Nach Einschätzung eines linksorientierten Juristen handelt es sich bei der Wahl einer noch nie als Richter fungierenden Person an die Spitze der Justizhierarchie um einen in der Geschichte des demokratischen Ungarn beispiellosen Vorgang. Ein Rechtsphilosoph wiederum vermerkt, dass diejenigen, die Mitglieder des Verfassungsgerichts nicht als Richter betrachteten, in Wirklichkeit die Legitimität dieses Organs an sich anzweifeln würden. Presseschau von budapost.de.
Das Parlament hat am Montag Dr. Zsolt András Varga zum neuen Präsidenten der Kúria, des obersten ungarischen Gerichtshofes, gewählt. Die meisten Oppositionsabgeordneten boykottierten die Abstimmung aus Protest. Zsolt András Varga war zehn Jahre lang stellvertretender Chefankläger, bevor er 2014 in das Verfassungsgericht gewählt wurde. Die Mitglieder des Obersten Gerichts müssen mindestens fünf Jahre lang als Richter tätig gewesen sein, aber eine Novellierung des Gesetzes über die Kúria hatte im vergangenen Jahr festgelegt, dass auch die Mitgliedschaft in internationalen Gerichten oder im Verfassungsgericht selbst diese Anforderung erfülle.
Bei der Wahl vom Montag handele es sich um den ersten Fall seit dem Einzug der Demokratie in Ungarn, dass jemand ohne Erfahrung als Richter Präsident des Obersten Gerichtshofs werde. Darauf hat der Jurist Péter Bárándy verwiesen. In einem Interview mit Klubrádió äußerte der Justizminister der Jahre 2002 bis 2004 im Kabinett des sozialistischen Ministerpräsidenten Péter Medgyessy die Befürchtung, dass die Ernennung Vargas das Risiko einer politischen Voreingenommenheit im Bereich der ungarischen Justiz erhöht habe. Die Richter müssten einem Ethos verpflichtet sein, wollten sie unabhängig urteilen, argumentierte Bárándy und äußerte diesbezüglich Zweifel an Dr. Varga.
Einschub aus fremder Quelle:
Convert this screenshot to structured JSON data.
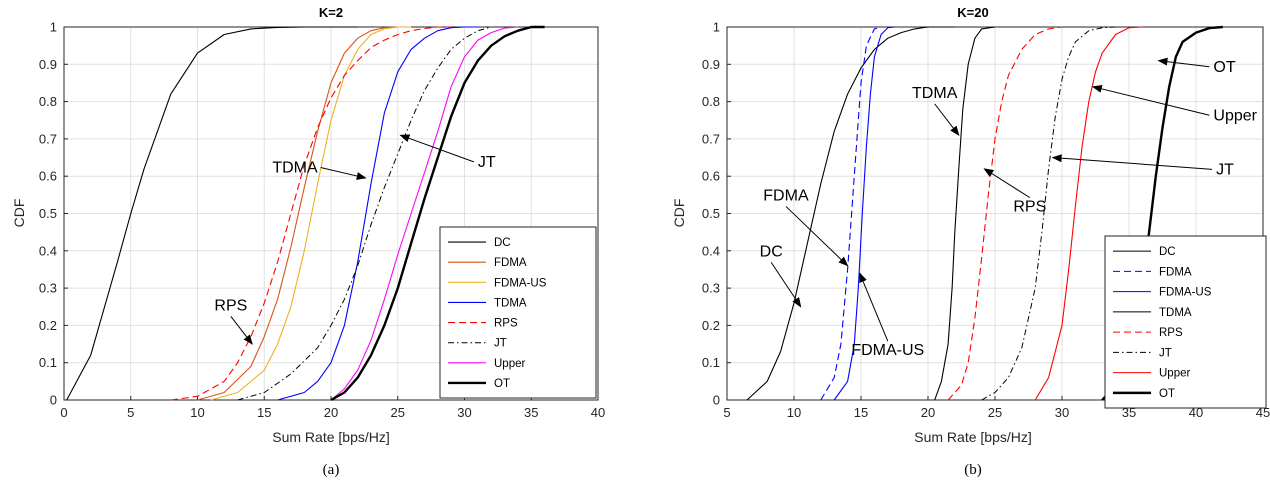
{
  "chart_data": [
    {
      "type": "line",
      "title": "K=2",
      "subcaption": "(a)",
      "xlabel": "Sum Rate [bps/Hz]",
      "ylabel": "CDF",
      "xlim": [
        0,
        40
      ],
      "ylim": [
        0,
        1
      ],
      "xticks": [
        0,
        5,
        10,
        15,
        20,
        25,
        30,
        35,
        40
      ],
      "yticks": [
        0,
        0.1,
        0.2,
        0.3,
        0.4,
        0.5,
        0.6,
        0.7,
        0.8,
        0.9,
        1
      ],
      "grid": true,
      "legend_position": "bottom-right",
      "series": [
        {
          "name": "DC",
          "color": "#000000",
          "dash": "solid",
          "width": 1.1,
          "x": [
            0.2,
            2,
            4,
            5,
            6,
            8,
            10,
            12,
            14,
            16,
            18,
            20,
            22
          ],
          "y": [
            0,
            0.12,
            0.37,
            0.5,
            0.62,
            0.82,
            0.93,
            0.98,
            0.995,
            0.999,
            1,
            1,
            1
          ]
        },
        {
          "name": "FDMA",
          "color": "#d95319",
          "dash": "solid",
          "width": 1.1,
          "x": [
            10,
            12,
            14,
            15,
            16,
            17,
            18,
            19,
            20,
            21,
            22,
            23,
            24,
            25
          ],
          "y": [
            0,
            0.02,
            0.09,
            0.17,
            0.27,
            0.41,
            0.57,
            0.72,
            0.85,
            0.93,
            0.97,
            0.99,
            0.998,
            1
          ]
        },
        {
          "name": "FDMA-US",
          "color": "#edb120",
          "dash": "solid",
          "width": 1.1,
          "x": [
            11,
            13,
            15,
            16,
            17,
            18,
            19,
            20,
            21,
            22,
            23,
            24,
            25,
            26
          ],
          "y": [
            0,
            0.02,
            0.08,
            0.15,
            0.25,
            0.4,
            0.58,
            0.75,
            0.87,
            0.94,
            0.98,
            0.995,
            1,
            1
          ]
        },
        {
          "name": "TDMA",
          "color": "#0000ff",
          "dash": "solid",
          "width": 1.1,
          "x": [
            16,
            18,
            19,
            20,
            21,
            22,
            23,
            24,
            25,
            26,
            27,
            28,
            29,
            30,
            31
          ],
          "y": [
            0,
            0.02,
            0.05,
            0.1,
            0.2,
            0.37,
            0.58,
            0.77,
            0.88,
            0.94,
            0.97,
            0.99,
            0.998,
            1,
            1
          ]
        },
        {
          "name": "RPS",
          "color": "#ff0000",
          "dash": "dashed",
          "width": 1.1,
          "x": [
            8,
            10,
            12,
            13,
            14,
            15,
            16,
            17,
            18,
            19,
            20,
            21,
            22,
            23,
            24,
            25,
            26,
            27,
            28,
            29
          ],
          "y": [
            0,
            0.01,
            0.05,
            0.1,
            0.17,
            0.26,
            0.37,
            0.5,
            0.63,
            0.73,
            0.81,
            0.87,
            0.91,
            0.945,
            0.965,
            0.98,
            0.99,
            0.996,
            1,
            1
          ]
        },
        {
          "name": "JT",
          "color": "#000000",
          "dash": "dashdot",
          "width": 1.0,
          "x": [
            13,
            15,
            17,
            19,
            20,
            21,
            22,
            23,
            24,
            25,
            26,
            27,
            28,
            29,
            30,
            31,
            32
          ],
          "y": [
            0,
            0.02,
            0.07,
            0.14,
            0.2,
            0.27,
            0.36,
            0.47,
            0.57,
            0.66,
            0.75,
            0.83,
            0.89,
            0.94,
            0.97,
            0.99,
            1
          ]
        },
        {
          "name": "Upper",
          "color": "#ff00ff",
          "dash": "solid",
          "width": 1.1,
          "x": [
            20,
            21,
            22,
            23,
            24,
            25,
            26,
            27,
            28,
            29,
            30,
            31,
            32,
            33,
            34
          ],
          "y": [
            0,
            0.03,
            0.08,
            0.16,
            0.27,
            0.39,
            0.5,
            0.61,
            0.72,
            0.84,
            0.92,
            0.965,
            0.985,
            0.997,
            1
          ]
        },
        {
          "name": "OT",
          "color": "#000000",
          "dash": "solid",
          "width": 2.4,
          "x": [
            20,
            21,
            22,
            23,
            24,
            25,
            26,
            27,
            28,
            29,
            30,
            31,
            32,
            33,
            34,
            35,
            36
          ],
          "y": [
            0,
            0.02,
            0.06,
            0.12,
            0.2,
            0.3,
            0.42,
            0.54,
            0.65,
            0.76,
            0.85,
            0.91,
            0.95,
            0.975,
            0.99,
            1,
            1
          ]
        }
      ],
      "annotations": [
        {
          "text": "TDMA",
          "tx": 19,
          "ty": 0.61,
          "ax": 22.6,
          "ay": 0.595,
          "anchor": "end"
        },
        {
          "text": "JT",
          "tx": 31,
          "ty": 0.625,
          "ax": 25.2,
          "ay": 0.71,
          "anchor": "start"
        },
        {
          "text": "RPS",
          "tx": 12.5,
          "ty": 0.24,
          "ax": 14.1,
          "ay": 0.15,
          "anchor": "middle"
        }
      ]
    },
    {
      "type": "line",
      "title": "K=20",
      "subcaption": "(b)",
      "xlabel": "Sum Rate [bps/Hz]",
      "ylabel": "CDF",
      "xlim": [
        5,
        45
      ],
      "ylim": [
        0,
        1
      ],
      "xticks": [
        5,
        10,
        15,
        20,
        25,
        30,
        35,
        40,
        45
      ],
      "yticks": [
        0,
        0.1,
        0.2,
        0.3,
        0.4,
        0.5,
        0.6,
        0.7,
        0.8,
        0.9,
        1
      ],
      "grid": true,
      "legend_position": "bottom-right",
      "series": [
        {
          "name": "DC",
          "color": "#000000",
          "dash": "solid",
          "width": 1.1,
          "x": [
            6.5,
            8,
            9,
            10,
            11,
            12,
            13,
            14,
            15,
            16,
            17,
            18,
            19,
            20,
            22
          ],
          "y": [
            0,
            0.05,
            0.13,
            0.26,
            0.42,
            0.58,
            0.72,
            0.82,
            0.89,
            0.94,
            0.97,
            0.985,
            0.995,
            1,
            1
          ]
        },
        {
          "name": "FDMA",
          "color": "#0000ff",
          "dash": "dashed",
          "width": 1.1,
          "x": [
            12,
            13,
            13.5,
            14,
            14.3,
            14.6,
            15,
            15.4,
            16,
            16.5
          ],
          "y": [
            0,
            0.06,
            0.15,
            0.35,
            0.5,
            0.65,
            0.85,
            0.95,
            0.995,
            1
          ]
        },
        {
          "name": "FDMA-US",
          "color": "#0000ff",
          "dash": "solid",
          "width": 1.1,
          "x": [
            13,
            14,
            14.5,
            14.8,
            15.1,
            15.4,
            15.7,
            16,
            16.5,
            17,
            17.5
          ],
          "y": [
            0,
            0.05,
            0.15,
            0.3,
            0.5,
            0.68,
            0.82,
            0.92,
            0.98,
            0.998,
            1
          ]
        },
        {
          "name": "TDMA",
          "color": "#000000",
          "dash": "solid",
          "width": 1.1,
          "x": [
            20.5,
            21,
            21.5,
            21.8,
            22,
            22.3,
            22.6,
            23,
            23.5,
            24,
            25
          ],
          "y": [
            0,
            0.05,
            0.15,
            0.3,
            0.45,
            0.62,
            0.78,
            0.9,
            0.97,
            0.995,
            1
          ]
        },
        {
          "name": "RPS",
          "color": "#ff0000",
          "dash": "dashed",
          "width": 1.1,
          "x": [
            21.5,
            22.5,
            23,
            23.5,
            24,
            24.5,
            25,
            25.5,
            26,
            27,
            28,
            29,
            30
          ],
          "y": [
            0,
            0.04,
            0.1,
            0.22,
            0.38,
            0.55,
            0.7,
            0.8,
            0.87,
            0.94,
            0.98,
            0.995,
            1
          ]
        },
        {
          "name": "JT",
          "color": "#000000",
          "dash": "dashdot",
          "width": 1.0,
          "x": [
            24,
            25,
            26,
            27,
            28,
            28.5,
            29,
            29.5,
            30,
            30.5,
            31,
            32,
            33,
            34
          ],
          "y": [
            0,
            0.02,
            0.06,
            0.14,
            0.3,
            0.45,
            0.62,
            0.76,
            0.86,
            0.92,
            0.96,
            0.99,
            0.998,
            1
          ]
        },
        {
          "name": "Upper",
          "color": "#ff0000",
          "dash": "solid",
          "width": 1.1,
          "x": [
            28,
            29,
            30,
            30.5,
            31,
            31.5,
            32,
            32.5,
            33,
            34,
            35,
            36
          ],
          "y": [
            0,
            0.06,
            0.2,
            0.35,
            0.52,
            0.68,
            0.8,
            0.88,
            0.93,
            0.98,
            0.998,
            1
          ]
        },
        {
          "name": "OT",
          "color": "#000000",
          "dash": "solid",
          "width": 2.4,
          "x": [
            33,
            34,
            35,
            36,
            36.5,
            37,
            37.5,
            38,
            38.5,
            39,
            40,
            41,
            42
          ],
          "y": [
            0,
            0.04,
            0.14,
            0.32,
            0.45,
            0.6,
            0.73,
            0.84,
            0.92,
            0.96,
            0.985,
            0.997,
            1
          ]
        }
      ],
      "annotations": [
        {
          "text": "TDMA",
          "tx": 20.5,
          "ty": 0.81,
          "ax": 22.3,
          "ay": 0.71,
          "anchor": "middle"
        },
        {
          "text": "FDMA",
          "tx": 9.4,
          "ty": 0.535,
          "ax": 14,
          "ay": 0.36,
          "anchor": "middle"
        },
        {
          "text": "DC",
          "tx": 8.3,
          "ty": 0.385,
          "ax": 10.5,
          "ay": 0.25,
          "anchor": "middle"
        },
        {
          "text": "FDMA-US",
          "tx": 17,
          "ty": 0.12,
          "ax": 14.9,
          "ay": 0.34,
          "anchor": "middle"
        },
        {
          "text": "RPS",
          "tx": 27.6,
          "ty": 0.505,
          "ax": 24.2,
          "ay": 0.62,
          "anchor": "middle"
        },
        {
          "text": "OT",
          "tx": 41.3,
          "ty": 0.88,
          "ax": 37.2,
          "ay": 0.91,
          "anchor": "start"
        },
        {
          "text": "Upper",
          "tx": 41.3,
          "ty": 0.75,
          "ax": 32.3,
          "ay": 0.84,
          "anchor": "start"
        },
        {
          "text": "JT",
          "tx": 41.5,
          "ty": 0.605,
          "ax": 29.3,
          "ay": 0.65,
          "anchor": "start"
        }
      ]
    }
  ]
}
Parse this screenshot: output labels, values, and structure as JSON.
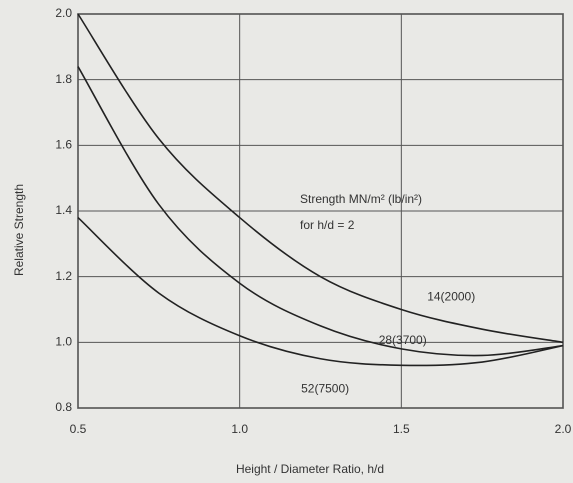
{
  "chart_data": {
    "type": "line",
    "x_label": "Height / Diameter Ratio, h/d",
    "y_label": "Relative Strength",
    "annotation": [
      "Strength MN/m² (lb/in²)",
      "for h/d = 2"
    ],
    "x": [
      0.5,
      0.75,
      1.0,
      1.25,
      1.5,
      1.75,
      2.0
    ],
    "series": [
      {
        "name": "14(2000)",
        "color": "#222222",
        "values": [
          2.0,
          1.62,
          1.38,
          1.2,
          1.1,
          1.04,
          1.0
        ]
      },
      {
        "name": "28(3700)",
        "color": "#222222",
        "values": [
          1.84,
          1.42,
          1.18,
          1.05,
          0.98,
          0.96,
          0.99
        ]
      },
      {
        "name": "52(7500)",
        "color": "#222222",
        "values": [
          1.38,
          1.15,
          1.02,
          0.95,
          0.93,
          0.94,
          0.99
        ]
      }
    ],
    "xlim": [
      0.5,
      2.0
    ],
    "xticks": [
      0.5,
      {
        "value": 1,
        "label": "1.0"
      },
      1.5,
      {
        "value": 2,
        "label": "2.0"
      }
    ],
    "ylim": [
      0.8,
      2.0
    ],
    "yticks": [
      0.8,
      {
        "value": 1,
        "label": "1.0"
      },
      1.2,
      1.4,
      1.6,
      1.8,
      {
        "value": 2,
        "label": "2.0"
      }
    ],
    "grid": true
  }
}
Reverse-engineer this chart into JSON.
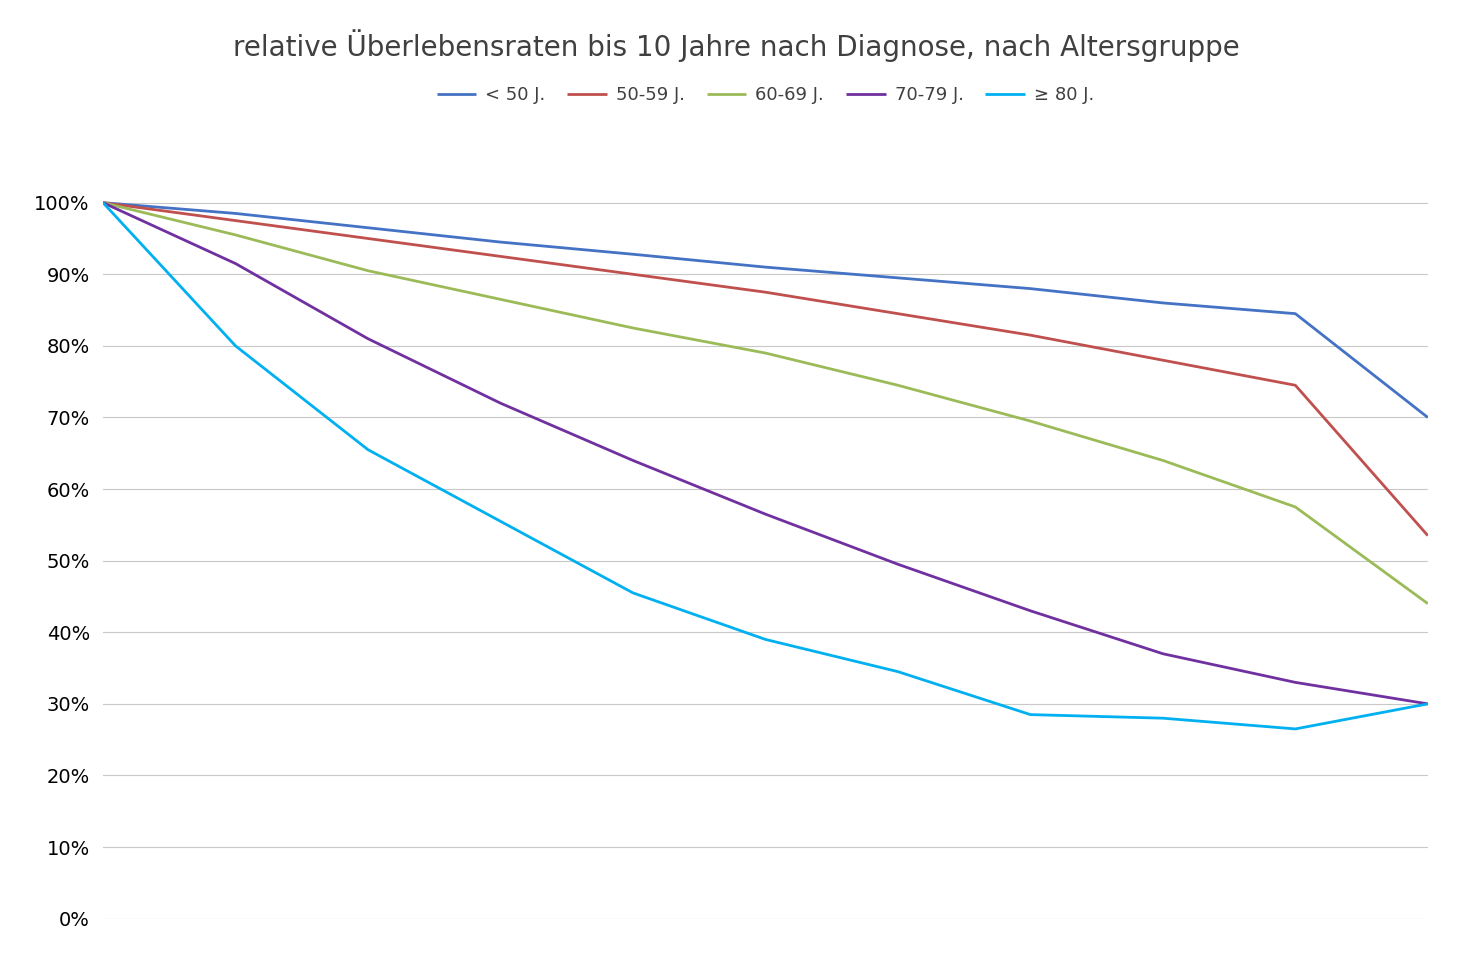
{
  "title": "relative Überlebensraten bis 10 Jahre nach Diagnose, nach Altersgruppe",
  "series": [
    {
      "label": "< 50 J.",
      "color": "#4472C4",
      "x": [
        0,
        1,
        2,
        3,
        4,
        5,
        6,
        7,
        8,
        9,
        10
      ],
      "y": [
        1.0,
        0.985,
        0.965,
        0.945,
        0.928,
        0.91,
        0.895,
        0.88,
        0.86,
        0.845,
        0.7
      ]
    },
    {
      "label": "50-59 J.",
      "color": "#C0504D",
      "x": [
        0,
        1,
        2,
        3,
        4,
        5,
        6,
        7,
        8,
        9,
        10
      ],
      "y": [
        1.0,
        0.975,
        0.95,
        0.925,
        0.9,
        0.875,
        0.845,
        0.815,
        0.78,
        0.745,
        0.535
      ]
    },
    {
      "label": "60-69 J.",
      "color": "#9BBB59",
      "x": [
        0,
        1,
        2,
        3,
        4,
        5,
        6,
        7,
        8,
        9,
        10
      ],
      "y": [
        1.0,
        0.955,
        0.905,
        0.865,
        0.825,
        0.79,
        0.745,
        0.695,
        0.64,
        0.575,
        0.44
      ]
    },
    {
      "label": "70-79 J.",
      "color": "#7030A0",
      "x": [
        0,
        1,
        2,
        3,
        4,
        5,
        6,
        7,
        8,
        9,
        10
      ],
      "y": [
        1.0,
        0.915,
        0.81,
        0.72,
        0.64,
        0.565,
        0.495,
        0.43,
        0.37,
        0.33,
        0.3
      ]
    },
    {
      "label": "≥ 80 J.",
      "color": "#00B0F0",
      "x": [
        0,
        1,
        2,
        3,
        4,
        5,
        6,
        7,
        8,
        9,
        10
      ],
      "y": [
        1.0,
        0.8,
        0.655,
        0.555,
        0.455,
        0.39,
        0.345,
        0.285,
        0.28,
        0.265,
        0.3
      ]
    }
  ],
  "xlim": [
    0,
    10
  ],
  "ylim": [
    0.0,
    1.04
  ],
  "yticks": [
    0.0,
    0.1,
    0.2,
    0.3,
    0.4,
    0.5,
    0.6,
    0.7,
    0.8,
    0.9,
    1.0
  ],
  "background_color": "#FFFFFF",
  "grid_color": "#C8C8C8",
  "title_fontsize": 20,
  "legend_fontsize": 13,
  "tick_fontsize": 14,
  "linewidth": 2.0
}
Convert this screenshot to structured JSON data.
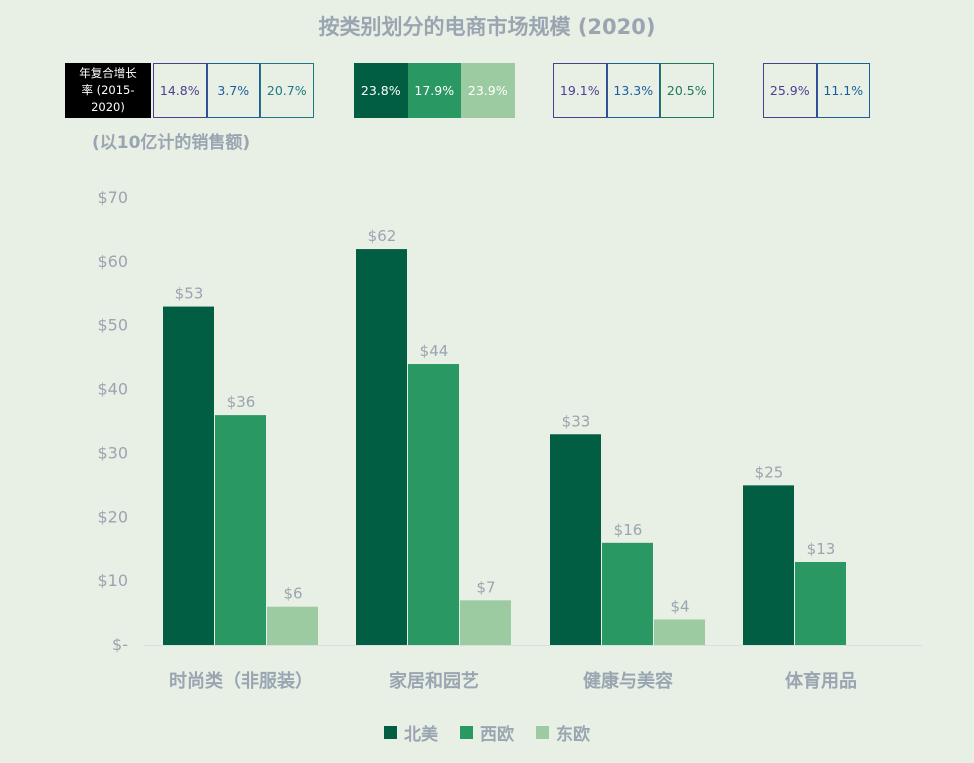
{
  "chart_data": {
    "type": "bar",
    "title": "按类别划分的电商市场规模 (2020)",
    "unit_note": "(以10亿计的销售额)",
    "categories": [
      "时尚类（非服装）",
      "家居和园艺",
      "健康与美容",
      "体育用品"
    ],
    "series": [
      {
        "name": "北美",
        "color": "#025e43",
        "values": [
          53,
          62,
          33,
          25
        ],
        "labels": [
          "$53",
          "$62",
          "$33",
          "$25"
        ]
      },
      {
        "name": "西欧",
        "color": "#2a9862",
        "values": [
          36,
          44,
          16,
          13
        ],
        "labels": [
          "$36",
          "$44",
          "$16",
          "$13"
        ]
      },
      {
        "name": "东欧",
        "color": "#9dcba1",
        "values": [
          6,
          7,
          4,
          null
        ],
        "labels": [
          "$6",
          "$7",
          "$4",
          null
        ]
      }
    ],
    "ylim": [
      0,
      70
    ],
    "yticks": [
      "$-",
      "$10",
      "$20",
      "$30",
      "$40",
      "$50",
      "$60",
      "$70"
    ],
    "grid": false,
    "legend_position": "bottom-center"
  },
  "cagr": {
    "label_lines": [
      "年复合增长",
      "率 (2015-",
      "2020)"
    ],
    "groups": [
      [
        {
          "value": "14.8%",
          "style": "outline",
          "color": "#4b3f91"
        },
        {
          "value": "3.7%",
          "style": "outline",
          "color": "#1a5f9a"
        },
        {
          "value": "20.7%",
          "style": "outline",
          "color": "#1e7a82"
        }
      ],
      [
        {
          "value": "23.8%",
          "style": "filled",
          "color": "#025e43"
        },
        {
          "value": "17.9%",
          "style": "filled",
          "color": "#2a9862"
        },
        {
          "value": "23.9%",
          "style": "filled",
          "color": "#9dcba1"
        }
      ],
      [
        {
          "value": "19.1%",
          "style": "outline",
          "color": "#4b3f91"
        },
        {
          "value": "13.3%",
          "style": "outline",
          "color": "#1a5f9a"
        },
        {
          "value": "20.5%",
          "style": "outline",
          "color": "#1e7a5c"
        }
      ],
      [
        {
          "value": "25.9%",
          "style": "outline",
          "color": "#4b3f91"
        },
        {
          "value": "11.1%",
          "style": "outline",
          "color": "#1a5f9a"
        }
      ]
    ]
  },
  "colors": {
    "background": "#e8efe4",
    "text": "#9aa5b2",
    "axis": "#d9dee3"
  }
}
Auf Azonnali geht Péter Techet nicht auf die Person des neuen obersten Richters ein, hält aber die Behauptung seiner Gegner, wonach es sich bei einem Mitglied des Verfassungsgerichts nicht um einen Richter handeln würde, für fragwürdig. Das sei die Position, die seit jeher von denjenigen verteidigt werde, die die Legitimität der Verfassungsgerichte im Allgemeinen bestritten – allen voran der Deutsche Karl Schmidt, der berühmte rechtsradikale Rechtsphilosoph, notiert Techet.